Dopo la messa, dalla loggia centrale della Basilica di San Pietro, il Papa ha impartito la tradizionale benedizione “Urbi et Orbi” e ha annunciato una veglia di preghiera per la pace fissata per sabato 11 aprile, invitando esplicitamente i fedeli a partecipare.
“La pace che Gesù ci consegna non è quella che si limita a fare tacere delle armi, ma quella che tocca e cambia il cuore di ciascuno di noi!” ha detto il Pontefice. “Invito tutti a unirsi a me nella veglia di preghiera per la pace che celebreremo qui nella basilica di San Pietro sabato 11 aprile”.
Nel suo messaggio pasquale, Leone XIV ha insistito sul carattere profondo e non superficiale della pace, indicandola come un processo che riguarda le coscienze prima ancora degli equilibri geopolitici. Un’impostazione che segna una continuità evidente con il magistero recente, ma che il nuovo Papa declina con un tono sobrio e incisivo.
Come da tradizione, il Pontefice ha poi rivolto gli auguri pasquali in dieci lingue, dall’italiano al latino, passando per inglese, francese, spagnolo, arabo e cinese: “Buona Pasqua! Portate a tutti la gioia di Gesù risorto e presente in mezzo a noi”.
Nel corso dell’omelia, il Papa ha offerto una lettura realistica del presente, segnata da conflitti e disuguaglianze:
“La morte è sempre in agguato – ha detto Leone XIV. La vediamo presente nelle ingiustizie, negli egoismi di parte, nell’oppressione dei poveri, nella scarsa attenzione verso i più fragili. La vediamo nella violenza, nelle ferite del mondo, nel grido di dolore che si leva da ogni parte per i soprusi che schiacciano i più deboli, per l’idolatria del profitto che saccheggia le risorse della terra, per la violenza della guerra che uccide e distrugge”.

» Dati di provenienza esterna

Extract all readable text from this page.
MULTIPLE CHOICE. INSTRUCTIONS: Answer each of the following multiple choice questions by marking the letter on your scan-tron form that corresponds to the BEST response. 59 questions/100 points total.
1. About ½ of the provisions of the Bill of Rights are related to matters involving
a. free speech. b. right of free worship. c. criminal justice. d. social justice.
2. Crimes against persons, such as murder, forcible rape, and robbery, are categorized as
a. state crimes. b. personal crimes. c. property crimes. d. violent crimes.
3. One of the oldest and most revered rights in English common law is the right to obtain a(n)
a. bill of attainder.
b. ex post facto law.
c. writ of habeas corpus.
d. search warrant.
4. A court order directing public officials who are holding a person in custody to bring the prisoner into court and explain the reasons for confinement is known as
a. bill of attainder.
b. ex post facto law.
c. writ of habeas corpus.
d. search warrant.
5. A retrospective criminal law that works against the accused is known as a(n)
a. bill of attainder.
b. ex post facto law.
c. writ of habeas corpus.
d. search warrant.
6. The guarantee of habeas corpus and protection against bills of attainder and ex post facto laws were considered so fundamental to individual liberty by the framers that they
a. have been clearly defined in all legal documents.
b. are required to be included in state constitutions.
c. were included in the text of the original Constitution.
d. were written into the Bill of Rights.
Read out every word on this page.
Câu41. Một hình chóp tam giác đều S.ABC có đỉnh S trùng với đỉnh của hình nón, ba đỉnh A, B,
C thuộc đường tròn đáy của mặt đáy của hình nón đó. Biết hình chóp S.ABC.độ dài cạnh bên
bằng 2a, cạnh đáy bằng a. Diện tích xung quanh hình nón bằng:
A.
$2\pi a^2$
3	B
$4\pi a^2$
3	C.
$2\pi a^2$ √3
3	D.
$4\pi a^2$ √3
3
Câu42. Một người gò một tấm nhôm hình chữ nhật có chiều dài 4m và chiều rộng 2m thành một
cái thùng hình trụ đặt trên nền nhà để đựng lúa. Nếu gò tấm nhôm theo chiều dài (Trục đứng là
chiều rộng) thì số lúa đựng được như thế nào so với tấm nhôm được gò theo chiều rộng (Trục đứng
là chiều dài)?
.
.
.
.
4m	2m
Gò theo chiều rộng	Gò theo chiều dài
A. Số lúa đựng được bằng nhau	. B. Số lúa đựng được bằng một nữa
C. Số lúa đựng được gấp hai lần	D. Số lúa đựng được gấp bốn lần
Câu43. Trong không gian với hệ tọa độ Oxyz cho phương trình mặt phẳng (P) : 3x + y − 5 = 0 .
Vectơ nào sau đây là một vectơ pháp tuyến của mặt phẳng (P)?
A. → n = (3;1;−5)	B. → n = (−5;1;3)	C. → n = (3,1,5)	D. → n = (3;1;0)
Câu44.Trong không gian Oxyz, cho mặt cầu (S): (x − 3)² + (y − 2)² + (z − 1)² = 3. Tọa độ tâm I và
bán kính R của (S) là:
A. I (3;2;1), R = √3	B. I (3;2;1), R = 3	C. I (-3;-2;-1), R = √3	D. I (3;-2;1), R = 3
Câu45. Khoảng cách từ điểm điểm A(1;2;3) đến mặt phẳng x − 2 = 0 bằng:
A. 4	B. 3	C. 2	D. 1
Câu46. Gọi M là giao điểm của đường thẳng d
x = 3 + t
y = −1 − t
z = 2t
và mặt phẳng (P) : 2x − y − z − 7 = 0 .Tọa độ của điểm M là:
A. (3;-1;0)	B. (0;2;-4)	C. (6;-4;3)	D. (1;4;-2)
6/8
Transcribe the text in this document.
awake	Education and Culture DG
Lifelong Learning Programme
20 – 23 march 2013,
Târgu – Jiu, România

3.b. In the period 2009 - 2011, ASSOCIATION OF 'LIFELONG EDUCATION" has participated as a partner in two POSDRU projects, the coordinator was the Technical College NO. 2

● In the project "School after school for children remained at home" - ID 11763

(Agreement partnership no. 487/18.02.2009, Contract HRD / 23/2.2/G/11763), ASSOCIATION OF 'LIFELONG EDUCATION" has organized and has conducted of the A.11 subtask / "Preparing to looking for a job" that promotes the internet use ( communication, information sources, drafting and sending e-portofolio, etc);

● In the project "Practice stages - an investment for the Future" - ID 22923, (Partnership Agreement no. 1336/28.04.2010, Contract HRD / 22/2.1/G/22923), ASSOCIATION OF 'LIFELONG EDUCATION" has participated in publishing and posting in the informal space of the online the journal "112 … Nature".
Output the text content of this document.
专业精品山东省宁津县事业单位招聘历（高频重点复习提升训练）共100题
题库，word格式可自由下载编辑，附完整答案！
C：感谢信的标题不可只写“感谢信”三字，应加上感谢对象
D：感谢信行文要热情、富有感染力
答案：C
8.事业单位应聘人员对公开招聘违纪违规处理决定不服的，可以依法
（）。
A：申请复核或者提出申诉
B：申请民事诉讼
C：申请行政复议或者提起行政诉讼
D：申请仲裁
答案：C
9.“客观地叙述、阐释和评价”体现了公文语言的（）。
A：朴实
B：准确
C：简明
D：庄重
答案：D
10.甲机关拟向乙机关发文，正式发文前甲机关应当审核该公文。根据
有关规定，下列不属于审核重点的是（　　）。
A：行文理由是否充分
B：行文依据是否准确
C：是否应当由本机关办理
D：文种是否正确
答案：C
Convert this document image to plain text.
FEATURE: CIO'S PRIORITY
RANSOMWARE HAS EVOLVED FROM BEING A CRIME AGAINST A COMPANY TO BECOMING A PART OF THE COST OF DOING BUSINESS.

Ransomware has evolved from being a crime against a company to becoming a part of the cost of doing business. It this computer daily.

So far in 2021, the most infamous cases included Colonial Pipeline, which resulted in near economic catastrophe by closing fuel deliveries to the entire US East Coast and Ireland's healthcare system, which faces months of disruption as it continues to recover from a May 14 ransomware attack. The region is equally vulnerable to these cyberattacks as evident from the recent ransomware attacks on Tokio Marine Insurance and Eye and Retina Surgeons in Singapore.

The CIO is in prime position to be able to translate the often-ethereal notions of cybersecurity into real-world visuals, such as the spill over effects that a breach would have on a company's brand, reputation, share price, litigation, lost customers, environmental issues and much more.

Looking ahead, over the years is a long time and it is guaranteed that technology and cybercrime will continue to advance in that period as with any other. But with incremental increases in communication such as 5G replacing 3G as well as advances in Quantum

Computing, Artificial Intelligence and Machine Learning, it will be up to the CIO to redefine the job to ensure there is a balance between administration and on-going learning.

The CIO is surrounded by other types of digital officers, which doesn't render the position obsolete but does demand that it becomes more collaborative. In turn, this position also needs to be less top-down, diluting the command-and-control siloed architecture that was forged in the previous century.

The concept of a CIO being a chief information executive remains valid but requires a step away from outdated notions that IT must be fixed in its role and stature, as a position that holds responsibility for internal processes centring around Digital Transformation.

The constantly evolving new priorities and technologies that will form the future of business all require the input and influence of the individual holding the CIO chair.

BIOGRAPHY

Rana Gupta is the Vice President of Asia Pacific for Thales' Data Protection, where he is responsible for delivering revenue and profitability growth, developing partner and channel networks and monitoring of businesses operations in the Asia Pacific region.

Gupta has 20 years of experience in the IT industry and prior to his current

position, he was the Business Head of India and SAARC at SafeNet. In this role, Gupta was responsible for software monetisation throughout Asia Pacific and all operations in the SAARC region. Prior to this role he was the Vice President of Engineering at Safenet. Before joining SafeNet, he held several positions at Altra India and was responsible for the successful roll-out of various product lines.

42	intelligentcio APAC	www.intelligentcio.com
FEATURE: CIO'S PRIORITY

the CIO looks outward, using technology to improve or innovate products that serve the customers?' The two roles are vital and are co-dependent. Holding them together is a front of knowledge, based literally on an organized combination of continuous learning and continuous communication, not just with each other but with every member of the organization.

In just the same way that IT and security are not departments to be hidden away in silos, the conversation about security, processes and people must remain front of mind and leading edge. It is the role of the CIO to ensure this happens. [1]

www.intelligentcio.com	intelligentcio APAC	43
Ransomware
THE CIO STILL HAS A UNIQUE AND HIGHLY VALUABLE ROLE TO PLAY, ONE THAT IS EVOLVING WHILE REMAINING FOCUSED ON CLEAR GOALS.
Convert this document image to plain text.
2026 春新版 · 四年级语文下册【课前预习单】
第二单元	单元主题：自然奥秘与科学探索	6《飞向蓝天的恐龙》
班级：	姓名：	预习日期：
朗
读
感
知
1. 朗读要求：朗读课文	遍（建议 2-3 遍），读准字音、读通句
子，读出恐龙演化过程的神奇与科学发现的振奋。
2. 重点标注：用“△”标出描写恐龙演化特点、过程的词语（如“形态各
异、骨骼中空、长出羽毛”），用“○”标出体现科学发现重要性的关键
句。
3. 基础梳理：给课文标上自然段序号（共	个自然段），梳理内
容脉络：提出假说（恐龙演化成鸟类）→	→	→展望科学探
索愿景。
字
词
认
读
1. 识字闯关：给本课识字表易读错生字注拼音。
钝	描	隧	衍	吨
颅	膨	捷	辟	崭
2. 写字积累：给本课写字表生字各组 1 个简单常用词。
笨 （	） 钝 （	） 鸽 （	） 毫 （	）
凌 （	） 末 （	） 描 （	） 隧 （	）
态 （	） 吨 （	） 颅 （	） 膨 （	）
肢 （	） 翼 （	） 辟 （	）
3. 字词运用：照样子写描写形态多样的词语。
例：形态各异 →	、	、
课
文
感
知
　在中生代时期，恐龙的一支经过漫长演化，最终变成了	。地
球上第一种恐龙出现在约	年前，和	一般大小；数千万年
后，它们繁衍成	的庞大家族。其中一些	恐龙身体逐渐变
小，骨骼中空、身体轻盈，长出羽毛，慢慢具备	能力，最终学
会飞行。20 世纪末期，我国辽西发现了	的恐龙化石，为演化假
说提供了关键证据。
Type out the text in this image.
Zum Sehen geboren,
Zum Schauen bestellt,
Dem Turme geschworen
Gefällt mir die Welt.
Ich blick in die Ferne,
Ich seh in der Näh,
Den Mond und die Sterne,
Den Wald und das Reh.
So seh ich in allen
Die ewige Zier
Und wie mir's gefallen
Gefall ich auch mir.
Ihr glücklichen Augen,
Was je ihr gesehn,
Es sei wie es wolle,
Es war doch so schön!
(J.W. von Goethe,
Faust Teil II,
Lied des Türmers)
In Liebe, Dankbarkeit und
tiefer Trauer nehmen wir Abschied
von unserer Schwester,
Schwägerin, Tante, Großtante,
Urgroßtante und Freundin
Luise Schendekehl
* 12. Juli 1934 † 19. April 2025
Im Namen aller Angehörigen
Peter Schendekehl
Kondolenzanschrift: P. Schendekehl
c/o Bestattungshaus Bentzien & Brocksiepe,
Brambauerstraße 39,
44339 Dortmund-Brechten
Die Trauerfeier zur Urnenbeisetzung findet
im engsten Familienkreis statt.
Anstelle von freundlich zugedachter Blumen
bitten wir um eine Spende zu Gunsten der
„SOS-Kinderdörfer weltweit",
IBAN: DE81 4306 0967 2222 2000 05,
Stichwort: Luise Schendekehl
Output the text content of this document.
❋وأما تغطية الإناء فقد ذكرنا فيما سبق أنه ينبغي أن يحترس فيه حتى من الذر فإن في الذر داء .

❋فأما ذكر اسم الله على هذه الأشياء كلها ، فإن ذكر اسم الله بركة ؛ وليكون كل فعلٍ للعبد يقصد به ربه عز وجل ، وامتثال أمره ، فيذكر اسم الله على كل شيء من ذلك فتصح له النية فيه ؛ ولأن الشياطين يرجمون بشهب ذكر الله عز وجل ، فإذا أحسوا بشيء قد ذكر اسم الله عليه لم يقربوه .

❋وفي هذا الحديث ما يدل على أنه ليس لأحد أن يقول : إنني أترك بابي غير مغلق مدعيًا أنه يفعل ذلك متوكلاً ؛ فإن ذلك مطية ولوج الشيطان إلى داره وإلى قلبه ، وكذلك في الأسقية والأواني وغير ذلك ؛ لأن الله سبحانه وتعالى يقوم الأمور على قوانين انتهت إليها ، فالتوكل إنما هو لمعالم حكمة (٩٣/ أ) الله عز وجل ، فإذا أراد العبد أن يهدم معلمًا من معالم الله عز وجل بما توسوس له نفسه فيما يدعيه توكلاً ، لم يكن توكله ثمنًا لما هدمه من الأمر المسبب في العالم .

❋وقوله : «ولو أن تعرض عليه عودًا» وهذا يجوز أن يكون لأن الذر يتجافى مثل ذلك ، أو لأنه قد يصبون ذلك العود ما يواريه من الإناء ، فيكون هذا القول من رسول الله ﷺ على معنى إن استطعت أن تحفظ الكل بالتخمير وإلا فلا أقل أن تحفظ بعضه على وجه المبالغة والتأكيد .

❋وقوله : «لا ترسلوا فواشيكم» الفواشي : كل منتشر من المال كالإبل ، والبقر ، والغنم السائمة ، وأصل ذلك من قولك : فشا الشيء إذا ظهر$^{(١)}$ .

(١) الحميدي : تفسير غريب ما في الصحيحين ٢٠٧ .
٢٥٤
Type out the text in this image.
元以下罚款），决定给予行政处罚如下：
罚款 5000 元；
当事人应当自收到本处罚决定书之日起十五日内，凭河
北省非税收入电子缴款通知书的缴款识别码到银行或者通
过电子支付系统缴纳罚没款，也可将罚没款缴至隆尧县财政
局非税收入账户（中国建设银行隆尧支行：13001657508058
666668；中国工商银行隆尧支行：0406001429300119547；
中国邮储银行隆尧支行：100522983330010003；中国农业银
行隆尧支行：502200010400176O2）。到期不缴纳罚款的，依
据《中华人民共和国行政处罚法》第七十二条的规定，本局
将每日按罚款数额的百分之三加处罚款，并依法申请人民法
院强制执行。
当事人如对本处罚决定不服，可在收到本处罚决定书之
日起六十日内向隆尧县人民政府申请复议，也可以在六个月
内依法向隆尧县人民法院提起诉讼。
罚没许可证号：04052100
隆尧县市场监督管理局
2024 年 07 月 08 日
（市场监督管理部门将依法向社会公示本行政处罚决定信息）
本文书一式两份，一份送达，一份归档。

Accanto a questa analisi, il Pontefice ha indicato anche una prospettiva di speranza:
“il Signore è vivo e rimane con noi. Attraverso fessure di risurrezione che si fanno spazio nelle oscurità. Egli consegna il nostro cuore alla speranza”.
Nel suo intervento, Leone XIV ha ricordato anche Papa Francesco, richiamando la sua espressione sulla “globalizzazione dell’indifferenza” e sottolineando come quel monito resti attuale in un contesto internazionale segnato da conflitti persistenti e da una crescente assuefazione alla violenza.
La prima Pasqua del nuovo Pontefice si è così caratterizzata per un equilibrio tra tradizione e attualità: da un lato i riti consolidati della Chiesa, dall’altro un richiamo costante alla pace come scelta concreta e urgente, non rinviabile.